My most-thumbed book
For the past quarter century since its publication in 1994, this has been—hands down—the most often-opened book in my library. It’s not only in my ‘physical library’ but also in the elite subset of books I can reach without leaving the computer. Even more than Sibley’s Field guide to birds of western North America, the North Pacific plant book, what most of us refer to as Pojar & MacKinnon—the 2 lead authors—has become indispensable. The farther I stray from Áak’w & T’aakú Aaní, where even a leaky brain like mine eventually commits to memory the names of most vascular flora, the more I depend upon this guide. I remember a trip to Alaska’s southernmost extremity with Koren Bosworth, one of our region’s most experienced wetland delineators. In K’ahna.àan (Portland Canal), she kept falling behind—unusual because she usually walks the legs off me.
Turning back, each time, I’d find her standing in the bog, flipping the pages of her Pojar & MacKinnon, which has a permanent home in her field vest, trying to identify an unfamiliar southern species. Koren’s P&M is the only copy I’ve seen more dilapidated than mine. She can’t buy a new one because her original is stuffed with taped-in specimens.
At the back end of Pojar & MacKinnon you’ll find thumbnail portraits of its 10 authors—all Canadians except for former Alaskan Paul Alaback. Only such a team of biologists could assemble a guide so sweepingly comprehensive that nothing could displace it in the North Pacific rainforest bioregion for 25 years. Plant diversity declines northwestward through this bioregion: Oregon, Washington, BC, and SE Alaska, so it’s quite unlikely you’ll find a species up here that isn’t treated in the guide. The combination of color photos and line art is unbeatable, and range maps make for fascinating biogeographic comparisons. It even has lichens—thanks to Trevor Goward—and mosses & liverworts thanks to bryologist Dale Vitt, author of Mosses lichens &ferns of NW North America, also published by Lone Pine.
But lately, the reason I keep coming back to P&M is for the contributions of ethnobotanist Nancy Turner. Discovery Southeast (formerly Alaska Discovery Foundation) has a long history with Nancy, though it would be 20 years before I actually met her. In the mid-1980s, Scott Brylinski and I began offering summer overnights at Scout Camp on the theme of wild edibles. Our bible, even then, was Nancy’s Food plants of British Columbia Indians: Part 1/Coastal peoples (1st ed, 1975). In those days, memories of elders extended well back into the 1800s, and gathering traditions were still intact. Here’s an example, from an entry on the fern Dryopteris:
“The large, ‘pineapple-like’ rhizomes were dug by the Kwakiutl, Bella Coola, and possibly the Tsimshian around the end of September. At this time they are surrounded with scaly, finger-like projections, which are actually the beginning of the next year’s growth. If these are flat and dark inside, the rhizome are not good, but if they are round and fleshy and light-colored, they are fit to eat. They were cooked in steaming pits overnight, or steamed in kettles. The Kwakiutl sometimes covered them with red ochre and roasted them on a hemlock stick over an open fire.
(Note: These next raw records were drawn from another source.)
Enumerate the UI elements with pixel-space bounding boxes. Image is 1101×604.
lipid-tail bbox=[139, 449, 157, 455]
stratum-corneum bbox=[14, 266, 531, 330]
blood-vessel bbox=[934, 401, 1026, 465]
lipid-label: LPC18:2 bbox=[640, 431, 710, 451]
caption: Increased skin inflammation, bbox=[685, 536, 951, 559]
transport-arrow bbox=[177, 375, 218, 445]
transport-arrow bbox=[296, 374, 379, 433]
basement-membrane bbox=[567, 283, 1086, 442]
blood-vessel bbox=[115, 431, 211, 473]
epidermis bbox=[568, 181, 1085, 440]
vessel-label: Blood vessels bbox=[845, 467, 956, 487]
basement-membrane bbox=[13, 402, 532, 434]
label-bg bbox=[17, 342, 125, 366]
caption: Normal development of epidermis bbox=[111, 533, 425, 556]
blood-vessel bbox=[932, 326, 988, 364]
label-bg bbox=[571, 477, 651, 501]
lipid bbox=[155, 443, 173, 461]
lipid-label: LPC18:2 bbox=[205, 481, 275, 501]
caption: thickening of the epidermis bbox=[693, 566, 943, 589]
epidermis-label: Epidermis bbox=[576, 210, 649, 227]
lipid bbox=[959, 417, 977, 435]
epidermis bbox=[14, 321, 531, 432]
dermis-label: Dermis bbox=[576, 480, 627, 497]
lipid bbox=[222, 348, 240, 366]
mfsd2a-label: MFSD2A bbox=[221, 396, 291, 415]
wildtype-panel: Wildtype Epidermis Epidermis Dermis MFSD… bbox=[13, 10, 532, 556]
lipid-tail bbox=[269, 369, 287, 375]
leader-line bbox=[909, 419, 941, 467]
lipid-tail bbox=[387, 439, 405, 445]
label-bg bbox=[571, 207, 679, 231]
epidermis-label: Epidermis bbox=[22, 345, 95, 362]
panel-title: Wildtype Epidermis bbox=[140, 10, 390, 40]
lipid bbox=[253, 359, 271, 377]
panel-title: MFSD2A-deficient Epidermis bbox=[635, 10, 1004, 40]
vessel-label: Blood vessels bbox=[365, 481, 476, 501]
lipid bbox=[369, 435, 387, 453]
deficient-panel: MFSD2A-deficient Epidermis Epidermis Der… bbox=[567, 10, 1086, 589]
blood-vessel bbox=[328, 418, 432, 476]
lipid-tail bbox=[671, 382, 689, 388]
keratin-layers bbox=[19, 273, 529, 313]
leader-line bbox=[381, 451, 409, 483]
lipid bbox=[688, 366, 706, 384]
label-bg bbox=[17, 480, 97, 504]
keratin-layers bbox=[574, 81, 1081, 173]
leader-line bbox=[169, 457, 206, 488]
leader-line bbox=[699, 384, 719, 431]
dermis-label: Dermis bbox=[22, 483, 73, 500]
The ‘fingers’ were broken off, peeled ‘like bananas,’ and eaten with eulachon grease or stink salmon roe. Some Indian people compare their taste to that of sweet potatoes.”
I hesitate to say this—and old-school bibliophiles will hate me for it—but the only way P&M could be better would be if Lone Pine published a digital version for cell phones. Because dang it, there’s always that time we stubble across a new (or forgotten) plant, and the physical copy is home on the shelf.